Asus Eee 700 Series
I bought an Asus Eee PC in the Summer of 2008. It was the first generation Eee, and one of the first netbooks of it's size. For that reason it got a lot of attention when I used it in public.
People thought it was some sort of portable DVD player, and didn't believe it was a full-fledged computer. Even though that was only two years ago, netbooks really caught on, in part because of Asus' Eee computers. Nowadays they are ubiquitous in places like coffee shops and airports.
My Eee was originally running Xandros Linux. The OS worked well enough and it's small footprint made the computer boot and run faster than the ones running Linux.
However, after a year or so I found the OS to be a bit too basic, and somewhat limiting. I installed a customized Ubuntu distribution called Easy Peasy, and have been very happy with the results. The UI is very user-friendly, and uses browser-like tabs that help make organizing multiple programs simple, even on the Eee's small screen.

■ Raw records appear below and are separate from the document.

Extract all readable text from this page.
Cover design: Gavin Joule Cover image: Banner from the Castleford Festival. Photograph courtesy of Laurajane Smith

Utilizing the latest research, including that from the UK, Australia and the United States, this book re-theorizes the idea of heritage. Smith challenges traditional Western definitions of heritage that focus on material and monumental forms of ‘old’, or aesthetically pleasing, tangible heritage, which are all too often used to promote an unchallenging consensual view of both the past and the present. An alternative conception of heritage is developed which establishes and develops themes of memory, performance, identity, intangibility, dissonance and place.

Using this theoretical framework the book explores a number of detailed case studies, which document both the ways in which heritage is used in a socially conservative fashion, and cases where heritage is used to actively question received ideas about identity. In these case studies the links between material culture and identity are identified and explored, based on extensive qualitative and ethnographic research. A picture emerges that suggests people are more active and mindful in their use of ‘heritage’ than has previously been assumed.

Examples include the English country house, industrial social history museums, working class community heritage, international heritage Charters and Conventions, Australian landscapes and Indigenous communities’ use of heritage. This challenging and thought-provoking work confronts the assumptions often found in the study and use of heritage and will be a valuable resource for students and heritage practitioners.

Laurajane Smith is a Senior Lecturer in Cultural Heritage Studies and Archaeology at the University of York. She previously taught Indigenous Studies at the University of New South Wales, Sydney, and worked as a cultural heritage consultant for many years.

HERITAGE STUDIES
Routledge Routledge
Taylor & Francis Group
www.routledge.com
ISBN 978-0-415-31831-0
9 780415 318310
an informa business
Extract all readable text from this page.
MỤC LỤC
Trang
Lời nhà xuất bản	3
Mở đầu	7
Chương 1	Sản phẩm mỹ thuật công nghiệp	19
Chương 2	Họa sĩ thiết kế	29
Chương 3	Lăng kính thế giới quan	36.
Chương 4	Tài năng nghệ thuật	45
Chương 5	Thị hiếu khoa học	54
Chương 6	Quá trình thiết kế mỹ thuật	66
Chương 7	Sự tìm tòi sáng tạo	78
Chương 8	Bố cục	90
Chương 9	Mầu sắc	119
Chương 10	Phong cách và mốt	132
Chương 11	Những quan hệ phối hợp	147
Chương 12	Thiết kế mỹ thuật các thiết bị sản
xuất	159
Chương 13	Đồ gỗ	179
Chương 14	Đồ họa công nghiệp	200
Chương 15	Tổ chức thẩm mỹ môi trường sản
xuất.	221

The original purpose for buying the Eee was that I was going to be doing some field work in India and needed something powerful enough to serve as a personal computer, but was also extremely light weight and portable.
The Eee's had just come out, and at the $400 price point I thought it was worth a shot, even though I don't typically by first-generation gadgets. The keyboard is a bit small, and there is very little disc space of the model I have (only about 8 GB). But after using the computer for a while I grew very accustomed to the size, and since I was only working with Office-type files (.doc, .ppt, etc.), the disc size was sufficient.
The computer came with 512 MB of RAM, which I upgraded to 1 GB, which has been plenty for my needs. Asus has made a lot of improvements to the line over the past couple years, but I have to say that I'm happy with the simple yet effective version that I own. I still use it when traveling to this day, and would recommend an Eee.